If you need a high rate of fire and are space/weight/power constrained, you might be better served by using a Gast gun design, like the GSh-23. You don't get to the same max rate of fire, but you also don't need to spin up the barrels or use an external power source to drive the gun.

Yep
So Lars Moravy's second quote is wrong?
Not only is it a danger to pedestrians "brushing" up against its sharp edges:

"Musk implied that in a crash with another vehicle, the Cybertruck—which weighs 6,603–6,843 lbs (2,995–3,104 kg)—will destroy the other vehicle."

*https://arstechnica.com/cars/2023/11/the-tesla-cybertruck-fi...

That's not that different from my Toyota Sequoia at ~5950 lbs curb weight (I was over 6800 lbs loaded with family, dog, luggage, and tools last time I went over a scale to weigh my 7400 lbs travel trailer).

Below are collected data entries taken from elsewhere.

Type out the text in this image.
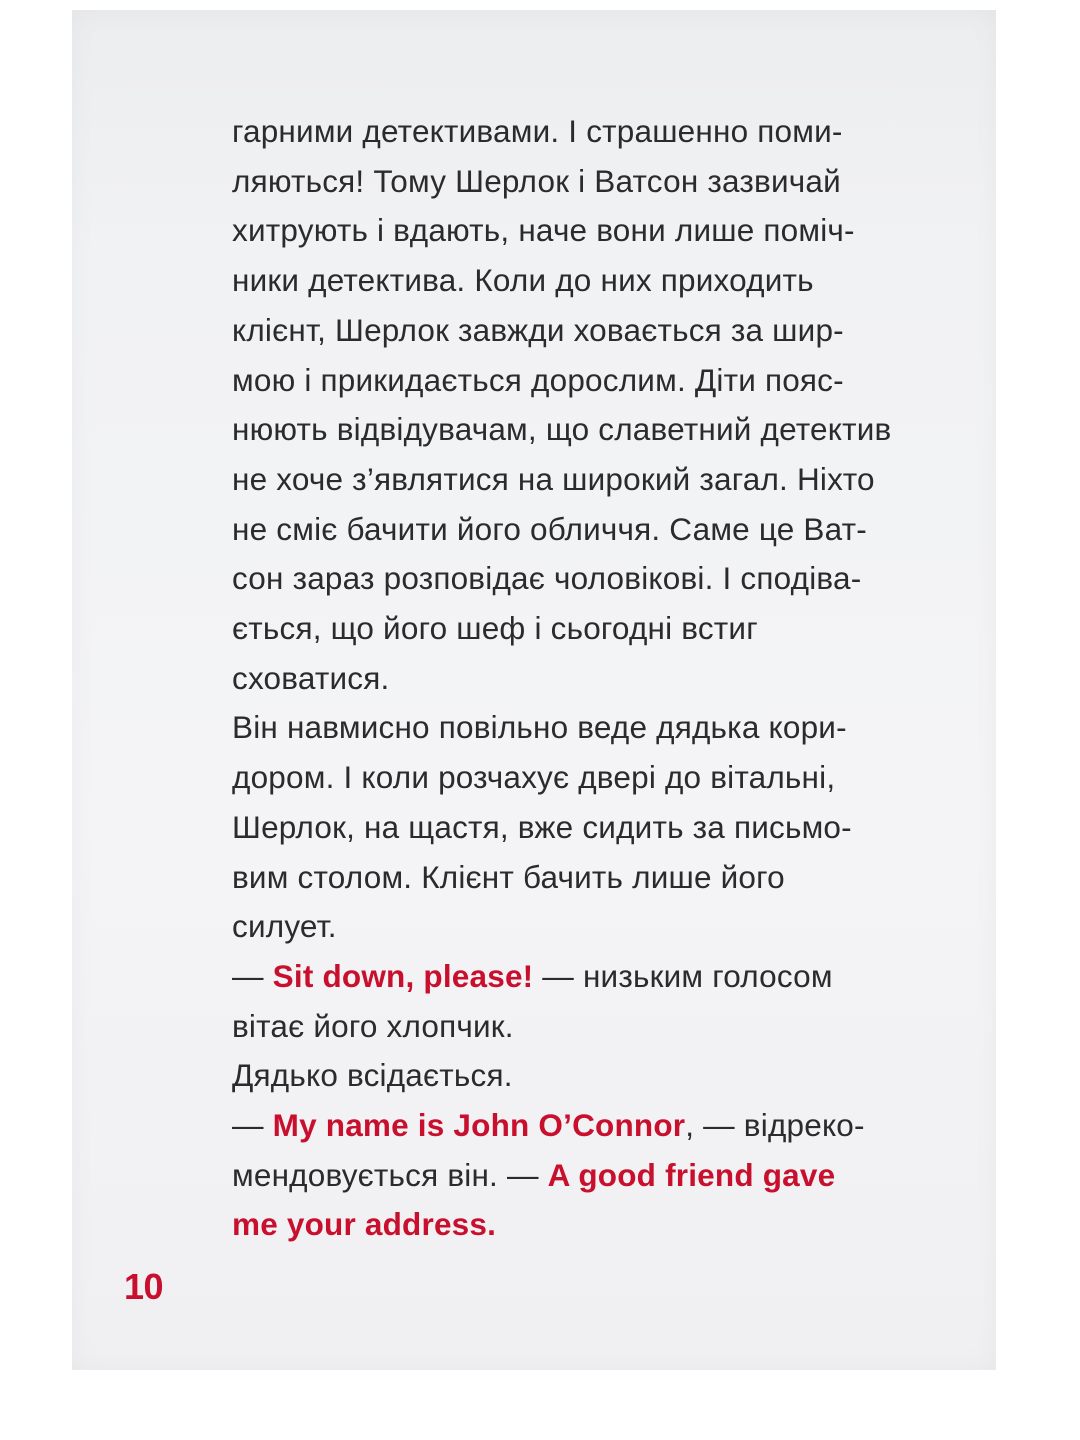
гарними детективами. І страшенно поми-
ляються! Тому Шерлок і Ватсон зазвичай
хитрують і вдають, наче вони лише поміч-
ники детектива. Коли до них приходить
клієнт, Шерлок завжди ховається за шир-
мою і прикидається дорослим. Діти пояс-
нюють відвідувачам, що славетний детектив
не хоче з’являтися на широкий загал. Ніхто
не сміє бачити його обличчя. Саме це Ват-
сон зараз розповідає чоловікові. І сподіва-
ється, що його шеф і сьогодні встиг
сховатися.
Він навмисно повільно веде дядька кори-
дором. І коли розчахує двері до вітальні,
Шерлок, на щастя, вже сидить за письмо-
вим столом. Клієнт бачить лише його
силует.
— Sit down, please! — низьким голосом
вітає його хлопчик.
Дядько всідається.
— My name is John O’Connor, — відреко-
мендовується він. — A good friend gave
me your address.
10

I drive extremely carefully while using that stupidly large vehicle. Please don't honk at me when I don't jump out into small gaps at an intersection, cut me off when I'm leaving a large gap in front of me, or dart around me when I'm not accelerating like it's a drag race - I'm just trying not to hurt anyone.

My Dad was driving his 6800 lbs Super Duty a few years ago, pulling a trailer with a friend's antique car (a Buick about as long and as heavy as a barge) when a little 2500 lbs Honda Fit pulled out of a driveway to turn left without looking. The truck needed the bumper, radiator, and some trim replaced, the Honda was totaled. He applied the brakes fully on all 8 wheels but basically stayed in the lane unperturbed, the Honda was spun into the ditch and the whole left rear was crushed. If someone had been sitting in the back left seat they'd have been dead. Miraculously, no one was killed.

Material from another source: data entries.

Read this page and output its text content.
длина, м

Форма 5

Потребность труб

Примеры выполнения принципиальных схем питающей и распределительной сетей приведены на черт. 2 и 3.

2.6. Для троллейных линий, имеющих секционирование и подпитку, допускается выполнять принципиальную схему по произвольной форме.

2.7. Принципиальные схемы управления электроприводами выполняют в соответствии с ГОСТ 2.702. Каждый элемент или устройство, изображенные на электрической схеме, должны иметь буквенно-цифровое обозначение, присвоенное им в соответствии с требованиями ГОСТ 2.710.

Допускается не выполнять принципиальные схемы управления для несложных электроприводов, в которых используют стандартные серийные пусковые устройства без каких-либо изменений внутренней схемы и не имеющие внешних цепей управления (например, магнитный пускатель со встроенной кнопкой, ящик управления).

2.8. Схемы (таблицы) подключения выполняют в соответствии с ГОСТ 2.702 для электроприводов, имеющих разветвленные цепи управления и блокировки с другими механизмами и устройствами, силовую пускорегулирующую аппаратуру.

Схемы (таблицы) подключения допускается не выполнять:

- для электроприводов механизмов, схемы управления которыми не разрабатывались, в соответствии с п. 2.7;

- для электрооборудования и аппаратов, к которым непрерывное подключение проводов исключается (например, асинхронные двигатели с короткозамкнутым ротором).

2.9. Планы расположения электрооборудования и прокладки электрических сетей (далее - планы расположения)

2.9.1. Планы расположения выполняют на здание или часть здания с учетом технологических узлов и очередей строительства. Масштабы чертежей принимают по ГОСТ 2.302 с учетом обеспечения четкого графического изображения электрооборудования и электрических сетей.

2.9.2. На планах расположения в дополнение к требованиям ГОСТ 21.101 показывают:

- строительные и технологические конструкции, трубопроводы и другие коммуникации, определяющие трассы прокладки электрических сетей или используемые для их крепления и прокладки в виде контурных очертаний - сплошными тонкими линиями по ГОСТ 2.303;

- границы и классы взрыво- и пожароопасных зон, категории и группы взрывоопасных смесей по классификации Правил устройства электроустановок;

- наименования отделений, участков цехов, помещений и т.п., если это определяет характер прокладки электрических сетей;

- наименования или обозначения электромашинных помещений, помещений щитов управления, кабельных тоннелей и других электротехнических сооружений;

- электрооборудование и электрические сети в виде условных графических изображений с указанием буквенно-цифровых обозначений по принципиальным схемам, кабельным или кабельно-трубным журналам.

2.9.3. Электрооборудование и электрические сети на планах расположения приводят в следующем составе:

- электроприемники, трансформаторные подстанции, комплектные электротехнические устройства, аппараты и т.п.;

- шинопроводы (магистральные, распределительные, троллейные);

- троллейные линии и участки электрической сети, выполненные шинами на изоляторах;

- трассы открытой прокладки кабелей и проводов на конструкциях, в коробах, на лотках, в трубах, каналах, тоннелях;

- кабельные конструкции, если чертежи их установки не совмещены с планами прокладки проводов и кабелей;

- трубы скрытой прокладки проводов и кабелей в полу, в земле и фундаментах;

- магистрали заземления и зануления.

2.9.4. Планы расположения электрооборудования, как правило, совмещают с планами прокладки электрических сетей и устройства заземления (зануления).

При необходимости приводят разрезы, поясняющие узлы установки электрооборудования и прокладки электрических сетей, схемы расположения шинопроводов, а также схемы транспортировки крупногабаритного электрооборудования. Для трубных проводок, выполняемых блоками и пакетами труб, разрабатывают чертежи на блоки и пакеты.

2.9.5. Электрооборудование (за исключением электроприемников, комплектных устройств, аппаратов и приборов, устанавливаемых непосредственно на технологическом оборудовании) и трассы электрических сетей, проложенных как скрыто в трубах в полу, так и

That arms race is why my wife refuses to downsize. We could get a smaller, lighter, newer travel trailer, and pull it with a Honda Odyssey. But she wants to be as tall as the pickups and as heavy as anything else so she doesn't get killed by some idiot.

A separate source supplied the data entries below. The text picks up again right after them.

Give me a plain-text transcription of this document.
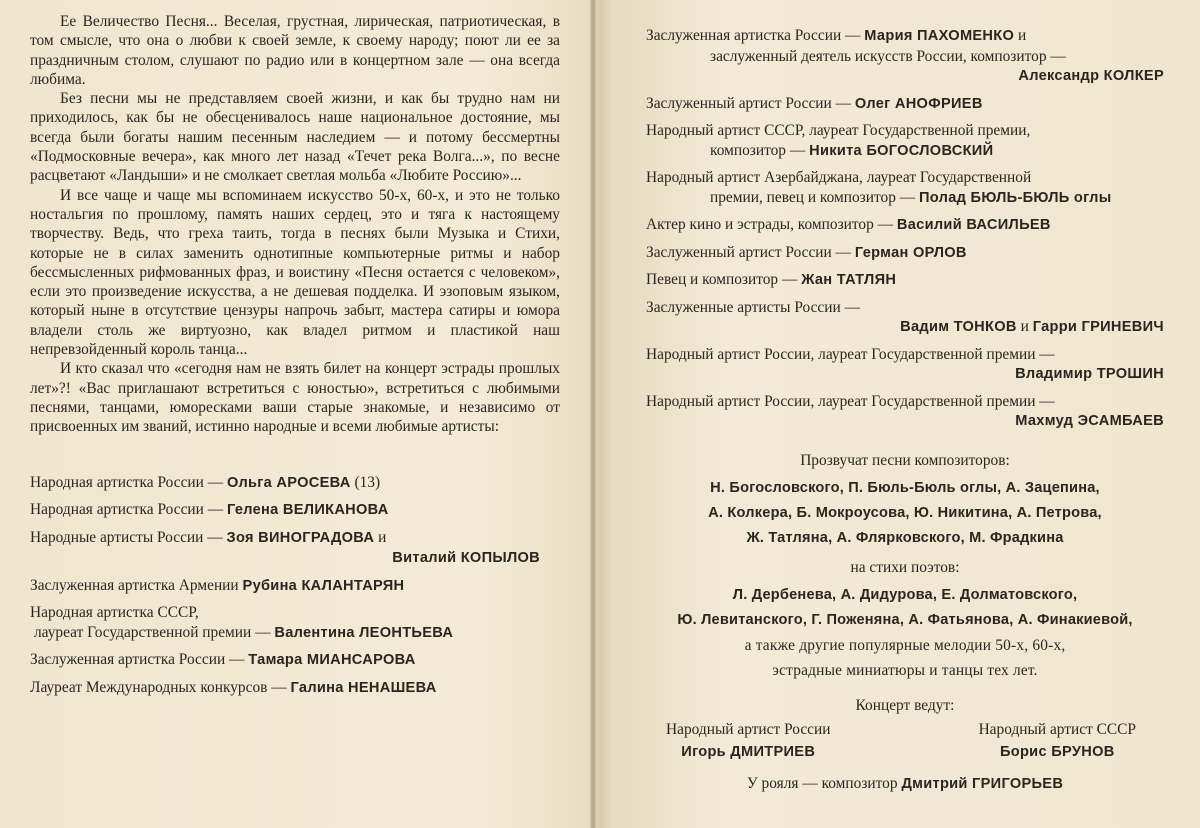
Ее Величество Песня... Веселая, грустная, лирическая, патриотическая, в том смысле, что она о любви к своей земле, к своему народу; поют ли ее за праздничным столом, слушают по радио или в концертном зале — она всегда любима.

Без песни мы не представляем своей жизни, и как бы трудно нам ни приходилось, как бы не обесценивалось наше национальное достояние, мы всегда были богаты нашим песенным наследием — и потому бессмертны «Подмосковные вечера», как много лет назад «Течет река Волга...», по весне расцветают «Ландыши» и не смолкает светлая мольба «Любите Россию»...

И все чаще и чаще мы вспоминаем искусство 50-х, 60-х, и это не только ностальгия по прошлому, память наших сердец, это и тяга к настоящему творчеству. Ведь, что греха таить, тогда в песнях были Музыка и Стихи, которые не в силах заменить однотипные компьютерные ритмы и набор бессмысленных рифмованных фраз, и воистину «Песня остается с человеком», если это произведение искусства, а не дешевая подделка. И эзоповым языком, который ныне в отсутствие цензуры напрочь забыт, мастера сатиры и юмора владели столь же виртуозно, как владел ритмом и пластикой наш непревзойденный король танца...

И кто сказал что «сегодня нам не взять билет на концерт эстрады прошлых лет»?! «Вас приглашают встретиться с юностью», встретиться с любимыми песнями, танцами, юморесками ваши старые знакомые, и независимо от присвоенных им званий, истинно народные и всеми любимые артисты:

Народная артистка России — Ольга АРОСЕВА (13)
Народная артистка России — Гелена ВЕЛИКАНОВА
Народные артисты России — Зоя ВИНОГРАДОВА и
Виталий КОПЫЛОВ
Заслуженная артистка Армении Рубина КАЛАНТАРЯН
Народная артистка СССР,
лауреат Государственной премии — Валентина ЛЕОНТЬЕВА
Заслуженная артистка России — Тамара МИАНСАРОВА
Лауреат Международных конкурсов — Галина НЕНАШЕВА
Заслуженная артистка России — Мария ПАХОМЕНКО и
заслуженный деятель искусств России, композитор —
Александр КОЛКЕР
Заслуженный артист России — Олег АНОФРИЕВ
Народный артист СССР, лауреат Государственной премии,
композитор — Никита БОГОСЛОВСКИЙ
Народный артист Азербайджана, лауреат Государственной
премии, певец и композитор — Полад БЮЛЬ-БЮЛЬ оглы
Актер кино и эстрады, композитор — Василий ВАСИЛЬЕВ
Заслуженный артист России — Герман ОРЛОВ
Певец и композитор — Жан ТАТЛЯН
Заслуженные артисты России —
Вадим ТОНКОВ и Гарри ГРИНЕВИЧ
Народный артист России, лауреат Государственной премии —
Владимир ТРОШИН
Народный артист России, лауреат Государственной премии —
Махмуд ЭСАМБАЕВ
Прозвучат песни композиторов:
Н. Богословского, П. Бюль-Бюль оглы, А. Зацепина,
А. Колкера, Б. Мокроусова, Ю. Никитина, А. Петрова,
Ж. Татляна, А. Флярковского, М. Фрадкина
на стихи поэтов:
Л. Дербенева, А. Дидурова, Е. Долматовского,
Ю. Левитанского, Г. Поженяна, А. Фатьянова, А. Финакиевой,
а также другие популярные мелодии 50-х, 60-х,
эстрадные миниатюры и танцы тех лет.
Концерт ведут:
Народный артист России
Игорь ДМИТРИЕВ
Народный артист СССР
Борис БРУНОВ
У рояля — композитор Дмитрий ГРИГОРЬЕВ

It is fun to think that it is very much closing to gross weight where your normal driving license is not enough. As that limit is 3500kg. Meaning that if you have 6 people in it you would be over the limit. And this does not include any cargo...
Sure but thats a feature of all large trucks he's just marketing more aggressively.
What would happen if two Cybertrucks crashed in a head on collision?
> Unfortunately, it's impossible to make a 3.2mm radius on a 1.4mm sheet of stainless steel

Cars in Europe are not made from >3.2mm thick steel plating, and yet they manage it. I don't know if this comment was just ignorance or an attempt at gaslighting, but it doesn't stand up to any scrutiny.

Cybertruck uses a different construction technique, one that's been around for decades yet was never adopted by any other car maker. This is probably one of the reasons why.
You have it backwards - you want something significantly thinner than 3.2mm steel to get a bend radius of 3.2mm. That’s why most cars don’t use sheet steel and have exteriors made with materials that are easier to form
It boils down to pedestrian safety, not the external radius. The high bonnet and bumper mean that a pedestrian would likely be hit by the ultra-hard stainless steel structure of the front bumper and bodywork, where the grille would traditionally be.
I think the whole thing is a kindergartner being rich enough to design his fantasy car, but I wonder if anyone at Tesla is considering a EU version with different materials and more rounded edges.

Bugattis have to have added bumpers to make them legal in the US[1], although they're easily removable by the owner (at their own risk of fines).. it'd be funny if European Teslas had ugly padding around the edges/corners.. or maybe not funny, as I live there I'd loathe to see these ugly things.

1 https://www.carthrottle.com/news/bugatti-chirons-us-spec-bum...

It's perfectly possible if you bend it.
It’s trivially possible. Is Lars Moravy dumber than most, or do they just think everyone else is?
That's intriguing - you can't make thin sheet of metal rounded?

I know precisely nothing about metal design, but why can't you bend it? Steel pipes can be rounded and be made of thin-ish metal.